Winter is well and truly here and the risk of flooding is rising.
Step forward people who are using the web, email and social media to communicate.
Local government and fire, police and ambulance services all play a role. But the organisation that is head and shoulders above others in an emergency is the Environment Agency. The organisation has a highly devolved and regionalised social media policy that sees scores of staff trained on scores of accounts. There are also more than 80 different Twitter accounts as well as a presence on Facebook, Flickr and a blog. A webpage is also updated with flood warnings. You can search with your postcode for updates.
Why a regional, devolved approach works
The thinking is simple. If you like in Herefordshire you’d want the information in your area. So with regional accounts there is a stream of information for your area. You don’t have to wade through Cumbrian updates, for example. The large numbers of staff trained also helps resilience. This makes perfect sense.
Post-truth the human face is even greater
I’ve been banging on about having members of staff posting in a human voice as themselves for years. They are able to build trust in peacetime and can find themselves calling on that well on good feeling when the chips are down. In the context of post-truth where no-one can entirely trust what they are reading the value of having a trusted member of staff with a social presence rises.

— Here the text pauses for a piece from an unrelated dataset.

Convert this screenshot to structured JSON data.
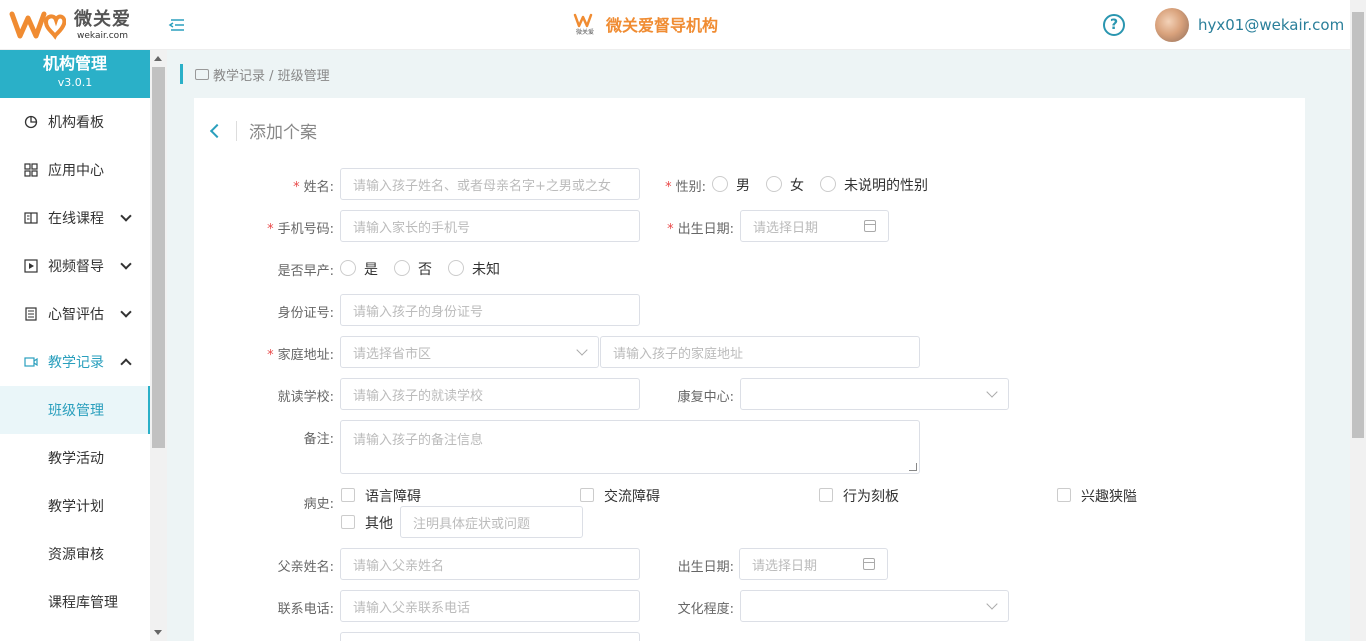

Which is all why Dave Throup, Herefordshire’s area manager, is a major asset. When the water levels rise Dave shares warnings as well as sharing other content.
Heaviest rain beginning to move away north now but some very heavy showers pushing in from south.

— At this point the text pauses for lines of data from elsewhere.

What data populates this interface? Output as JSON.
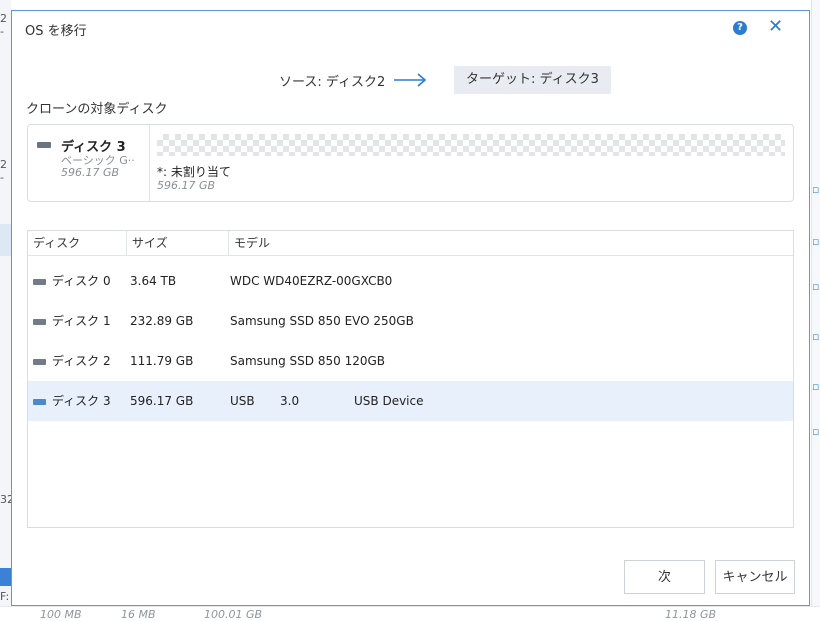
{
  "dialog": {
    "title": "OS を移行",
    "help_icon": "?",
    "close_icon": "✕"
  },
  "migration": {
    "source_label": "ソース: ディスク2",
    "target_label": "ターゲット: ディスク3"
  },
  "target_section": {
    "label": "クローンの対象ディスク",
    "disk_name": "ディスク 3",
    "disk_type": "ベーシック G··",
    "disk_size": "596.17 GB",
    "partition_label": "*: 未割り当て",
    "partition_size": "596.17 GB"
  },
  "table": {
    "headers": [
      "ディスク",
      "サイズ",
      "モデル"
    ],
    "rows": [
      {
        "disk": "ディスク 0",
        "size": "3.64 TB",
        "model": "WDC WD40EZRZ-00GXCB0",
        "model2": "",
        "model3": ""
      },
      {
        "disk": "ディスク 1",
        "size": "232.89 GB",
        "model": "Samsung SSD 850 EVO 250GB",
        "model2": "",
        "model3": ""
      },
      {
        "disk": "ディスク 2",
        "size": "111.79 GB",
        "model": "Samsung SSD 850 120GB",
        "model2": "",
        "model3": ""
      },
      {
        "disk": "ディスク 3",
        "size": "596.17 GB",
        "model": "USB",
        "model2": "3.0",
        "model3": "USB Device",
        "selected": true
      }
    ]
  },
  "buttons": {
    "next": "次",
    "cancel": "キャンセル"
  },
  "background": {
    "left_fragments": [
      "2 -",
      "2 -",
      "32",
      "F:"
    ],
    "bottom_values": [
      "100 MB",
      "16 MB",
      "100.01 GB",
      "11.18 GB"
    ]
  },
  "colors": {
    "accent": "#2b7cd3",
    "selected_row": "#e8f1fb",
    "target_badge": "#e9ebf2"
  }
}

— Dave Throup (@DaveThroupEA) November 21, 2016
But aside from warnings, there is content taken and posted by mobile phone. This adds to credibility and acts as a line of content for news outlets struggling with smaller newsrooms.
— Dave Throup (@DaveThroupEA) November 20, 2016
I’m not convinced that Twitter is the answer for everything. But in this case there is an established network and the updates reach journalists and community opinion formers. It would be interesting to see the EA searching for Facebook groups and pages to engage with in an emergency, for example. There are more than 30 such groups in the Shropshire town of Bewdley, for example. Some can reach severakl thousand people.
But overall, I love ikt. This is the perfect approach to take. A mix of national, regional and personal.